In 2007, the editors could not have anticipated these changes. Since graduate school and job opportunities are rapidly changing, we know that whoever edits the next edition will similarly edit, add, and remove!

This guide won’t resolve big picture questions facing universities, however.

In our consultations, CHA graduate student members expressed frustration about PhD enrolments, precarity and the concept of work outside academia. We don’t address these issues directly in the manual because they speak to larger structural questions that are out of our purview. We do, however, try to reflect a reality with which graduate students and new graduates face: shrinking funding, changing job opportunities, and new approaches to funding and public engagement.

While addressing challenges, we also hope the guide sparks excitement about becoming a historian and the range of ways people use their academic training. Teachers, civil servants, museum workers, public historians, journalists, and more, all need to have the same broad learning, methodological training, and research skills of a historian. And the world, in any job, certainly needs a better understanding of history.

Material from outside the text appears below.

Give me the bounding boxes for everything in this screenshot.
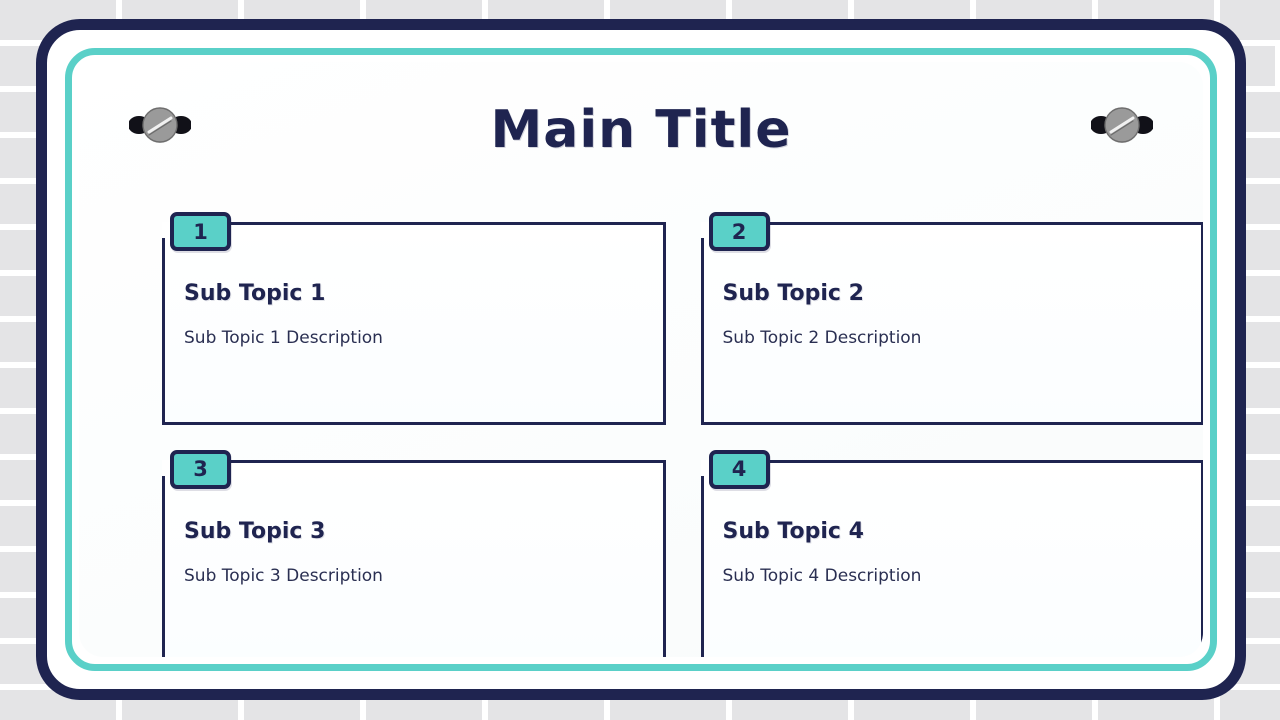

As we finalize this manual in 2020, history is at the forefront of public debate on several intersecting issues. History is always relevant, of course. But, at this moment there is a demand for historians to offer context on issues including anti-racism, a global pandemic, police brutality, and settler colonialism. Societies all over the world argue about their shared pasts, about monuments and school textbooks, about collective guilt and modern accountability. Everywhere we see one side accuse another of lying or distorting or “editing” history. What these struggles over the past confirm is that historical memory is a serious part of contemporary life. The public sphere is filled with calls for more historical understanding, even while universities, governments, and students opt for other fields of study. We can’t solve that dilemma here. But what we’re trying to do is move past a hierarchical understanding of what being a historian means, to provide a guide to navigating the training process in ways that maximize your career flexibility. (And hopefully bring more “history” to the world.)

Employing History deliberately uses the term historian broadly, to describe people who use history as a lens through which to analyze problems, teach, interpret the world, pursue social justice, uncover secrets, and tell stories. History is still, however, a discipline. It is neither a vocation nor a specific career path. Most history degrees will prepare you to study and interpret the past. Beyond that, history can involve different methods (oral history, documentary analysis, data mining) and can include any time period. Likewise, a history degree can have diverse outcomes and equip you to do different jobs, teach in other disciplines, or simply satisfy your curiosity, among many other things. For faculty, our hope is that EH is a tool you can use in mentoring younger historians and talking to them about their goals. For graduate students and early career professionals, we hope EH answers questions that graduate students and early career professionals were afraid to ask (or didn’t know to ask). Everyone’s motivations for doing history can be very different. Working collaboratively, our conclusion is that within the “discipline” of history, there are many different ways of being a historian.

*In English our new acronym looks the same as a (supposed) Canadianism intended to elicit agreement. Sorry.